Kelly Clarkson is responding to the public outcry over her upcoming Indonesia concert sponsored by Asian cigarette brand L.A. Lights. Kelly will be performing the world’s fourth most populous nation on April 29, and some anti-smoking proponents believe the former American Idol’s affiliate with the tobacco firm is encouraging a hazardous system that allows tobacco companies virtual free rein to peddle their products to Indonesians, via movies to sports sponsorships. and television shows.
Clarkson’s controversy comes two years after Alicia Keys objected to a similar tobacco-fuelled sponsorship deal in Indonesia. A. Keys demanded that the cigarette logos be removed from all ads promoting her Jakarta concert, and US-based anti-smoking groups want Kelly to do the same.
In a message to fans posted on her blog Wednesday, Kelly voiced her displeasure with the cigarette company’s sponsorship of her show, but added that she was unknown of the arrangement. Kelly says the situation is now out or her hands.
“So ….my morning began with finding out that I am all over billboards, tv ads, and other media formats along side a tobacco company who unbeknownst to me is sponsoring my Jakarta date on my current tour. I was not made aware of this and am in no way an advocate or an ambassador for youth smoking. I’m not even a smoker, nor have I ever been. Unfortunately, my only option at this point was to cancel the show in order to stop the sponsorship,” she wrote.
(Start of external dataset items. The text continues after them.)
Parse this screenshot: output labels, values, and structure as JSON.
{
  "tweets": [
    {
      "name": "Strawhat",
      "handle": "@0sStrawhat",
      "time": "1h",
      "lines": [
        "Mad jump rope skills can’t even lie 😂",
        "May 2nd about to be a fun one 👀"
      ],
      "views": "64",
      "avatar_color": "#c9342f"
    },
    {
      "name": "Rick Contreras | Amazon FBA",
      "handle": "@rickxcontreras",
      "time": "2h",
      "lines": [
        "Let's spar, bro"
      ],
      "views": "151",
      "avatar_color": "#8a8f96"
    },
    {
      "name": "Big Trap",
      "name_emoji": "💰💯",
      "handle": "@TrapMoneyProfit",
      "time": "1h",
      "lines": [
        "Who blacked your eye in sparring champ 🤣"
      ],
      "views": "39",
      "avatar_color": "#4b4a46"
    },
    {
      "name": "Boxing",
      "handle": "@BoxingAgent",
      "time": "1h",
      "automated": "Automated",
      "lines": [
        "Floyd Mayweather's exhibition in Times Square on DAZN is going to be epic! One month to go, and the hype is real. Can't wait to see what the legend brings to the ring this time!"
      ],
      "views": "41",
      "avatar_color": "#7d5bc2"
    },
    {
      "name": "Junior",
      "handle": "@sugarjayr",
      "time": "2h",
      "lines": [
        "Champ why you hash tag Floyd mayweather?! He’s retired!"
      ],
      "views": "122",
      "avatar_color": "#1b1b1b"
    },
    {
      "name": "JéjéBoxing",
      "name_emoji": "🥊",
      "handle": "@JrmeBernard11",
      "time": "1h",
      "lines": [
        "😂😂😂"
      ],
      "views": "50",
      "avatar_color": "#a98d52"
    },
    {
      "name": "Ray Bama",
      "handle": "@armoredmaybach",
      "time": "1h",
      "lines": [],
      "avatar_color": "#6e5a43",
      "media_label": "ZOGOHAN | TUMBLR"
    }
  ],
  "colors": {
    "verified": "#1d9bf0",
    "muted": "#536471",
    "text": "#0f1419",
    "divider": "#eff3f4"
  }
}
“However, I can’t justify penalizing my fans for someone else’s oversight. This is a lose-lose situation for me and I am not happy about it but the damage has been done and I refuse to cancel on my fans. I think the hardest part of situations like this is getting personally attacked for something I was completely unaware of and being used as some kind of political pawn.”
Indonesisa remains one of the last holdouts that has not signed the World Health Organization’s tobacco treaty.